UFMT Revalida - Universidade Federal de Mato Grosso — Prova 2019
Paciente do sexo feminino, 20 anos, chega ao consultório relatando que apresentou seis episódios de infecção urinária no último ano. Concomitante refere que apresentou dor suprapúbica, ardor ao urinar, frequência urinária aumentada e odor fétido na urina. Esses sintomas ocorreram em todos os episódios de infecção urinária. Sobre esse caso clínico, assinale a afirmativa correta.
ITU de repetição em mulheres: Escherichia coli é o principal agente etiológico.
A Escherichia coli é responsável pela vasta maioria das infecções do trato urinário, especialmente em mulheres, devido à sua capacidade de aderência ao epitélio urinário. A recorrência de ITU exige investigação e manejo adequados.
A infecção do trato urinário (ITU) é uma das infecções bacterianas mais comuns, especialmente em mulheres, devido a fatores anatômicos que facilitam a ascensão de bactérias da região perineal. A ITU de repetição, definida como três ou mais episódios em 12 meses ou dois ou mais em 6 meses, afeta significativamente a qualidade de vida e exige uma abordagem diagnóstica e terapêutica específica. A etiologia da ITU é predominantemente bacteriana, e a Escherichia coli é o patógeno mais frequentemente isolado, responsável por 80-90% dos casos de cistite não complicada. Outras bactérias gram-negativas como Klebsiella pneumoniae e Proteus mirabilis, e gram-positivas como Staphylococcus saprophyticus também podem causar ITU. Os sintomas clássicos de cistite incluem disúria, polaciúria, urgência miccional e dor suprapúbica.
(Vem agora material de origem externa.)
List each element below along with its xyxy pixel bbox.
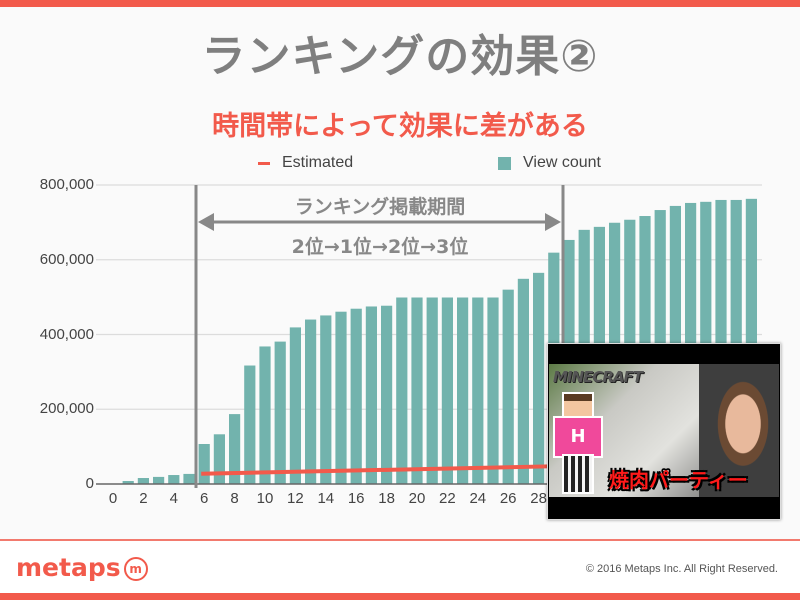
x-tick-label: 2 — [139, 490, 148, 507]
legend-view-count-label: View count — [523, 154, 601, 171]
view-count-bar — [745, 198, 757, 485]
legend-estimated-label: Estimated — [282, 154, 354, 171]
thumbnail-caption: 焼肉パーティー — [609, 468, 748, 492]
view-count-bar — [320, 315, 332, 484]
y-tick-label: 800,000 — [39, 176, 94, 193]
x-tick-label: 18 — [378, 490, 395, 507]
x-tick-label: 12 — [287, 490, 304, 507]
x-tick-label: 28 — [530, 490, 547, 507]
view-count-bar — [289, 327, 301, 484]
x-tick-label: 20 — [408, 490, 426, 507]
view-count-bar — [396, 297, 408, 484]
view-count-bar — [274, 341, 286, 484]
view-count-bar — [168, 475, 180, 484]
view-count-bar — [411, 297, 423, 484]
x-tick-label: 4 — [169, 490, 178, 507]
ranking-period-label: ランキング掲載期間 — [294, 196, 466, 218]
view-count-bar — [259, 346, 271, 484]
legend-estimated: Estimated — [258, 154, 353, 172]
y-tick-label: 600,000 — [39, 250, 94, 268]
video-thumbnail: MINECRAFT H 焼肉パーティー — [547, 343, 781, 520]
view-count-bar — [198, 444, 210, 484]
view-count-bar — [441, 297, 453, 484]
view-count-bar — [487, 297, 499, 484]
bottom-accent-bar — [0, 593, 800, 600]
copyright-text: © 2016 Metaps Inc. All Right Reserved. — [585, 563, 778, 575]
top-accent-bar — [0, 0, 800, 7]
rank-progression-label: 2位→1位→2位→3位 — [291, 236, 469, 258]
view-count-bar — [213, 434, 225, 484]
x-tick-label: 6 — [200, 490, 209, 507]
y-tick-label: 400,000 — [39, 325, 94, 343]
view-count-bar — [229, 414, 241, 484]
view-count-bar — [730, 199, 742, 484]
view-count-bar — [472, 297, 484, 484]
x-tick-label: 26 — [499, 490, 517, 507]
view-count-bar — [153, 476, 165, 484]
minecraft-logo: MINECRAFT — [553, 368, 643, 386]
view-count-bar — [517, 278, 529, 484]
x-tick-label: 16 — [347, 490, 365, 507]
y-tick-label: 0 — [85, 475, 94, 492]
logo-m-icon: m — [123, 557, 148, 581]
view-count-bar — [502, 289, 514, 484]
slide-title: ランキングの効果② — [201, 31, 599, 82]
metaps-logo: metaps m — [16, 553, 148, 582]
estimated-line — [201, 464, 551, 476]
view-count-bar — [335, 311, 347, 484]
x-tick-label: 14 — [317, 490, 335, 507]
footer: metaps m © 2016 Metaps Inc. All Right Res… — [0, 541, 800, 593]
view-count-bar — [122, 481, 134, 484]
view-count-bar — [305, 319, 317, 484]
shirt-letter: H — [553, 416, 603, 458]
view-count-bar — [350, 308, 362, 484]
view-count-bar — [457, 297, 469, 484]
slide-subtitle: 時間帯によって効果に差がある — [212, 111, 588, 142]
x-tick-label: 22 — [439, 490, 456, 507]
x-tick-label: 8 — [230, 490, 239, 507]
person-face-image — [699, 364, 779, 497]
view-count-bar — [137, 478, 149, 484]
y-tick-label: 200,000 — [39, 400, 94, 418]
view-count-bar — [381, 305, 393, 484]
view-count-bar — [533, 272, 545, 484]
bar-swatch-icon — [498, 156, 511, 170]
view-count-bar — [426, 297, 438, 484]
x-tick-label: 24 — [469, 490, 487, 507]
legend-view-count: View count — [498, 154, 601, 172]
logo-text: metaps — [16, 553, 121, 582]
line-swatch-icon — [258, 161, 270, 165]
x-tick-label: 10 — [256, 490, 274, 507]
x-tick-label: 0 — [108, 490, 118, 507]
thumbnail-image: MINECRAFT H 焼肉パーティー — [549, 364, 779, 497]
view-count-bar — [365, 306, 377, 484]
view-count-bar — [715, 199, 727, 484]
view-count-bar — [183, 473, 195, 484]
footer-divider — [0, 539, 800, 541]
view-count-bar — [700, 201, 712, 484]
view-count-bar — [244, 365, 256, 484]
minecraft-character-icon: H — [553, 392, 603, 494]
Febre e calafrios geralmente indicam infecção do trato urinário superior (pielonefrite). O diagnóstico é clínico e laboratorial, com urocultura sendo o padrão-ouro para identificar o agente e guiar o tratamento. Em casos de ITU de repetição, é importante investigar fatores predisponentes como disfunções miccionais, cálculos urinários, anomalias anatômicas ou deficiência estrogênica em mulheres pós-menopausa. O tratamento envolve antibióticos e, em casos de repetição, pode incluir profilaxia antibiótica de baixa dose ou outras estratégias não farmacológicas.
A Escherichia coli é a principal bactéria causadora de infecções do trato urinário, sendo responsável por cerca de 80-90% dos casos de cistite não complicada em mulheres.
Os sintomas típicos incluem disúria (dor ao urinar), polaciúria (aumento da frequência urinária), urgência miccional, dor suprapúbica e, por vezes, urina turva ou com odor fétido.
O diagnóstico é feito com base nos sintomas clínicos e confirmado por exame de urina (uroanálise com sedimento) e urocultura com antibiograma, que identifica o agente etiológico e sua sensibilidade aos antibióticos.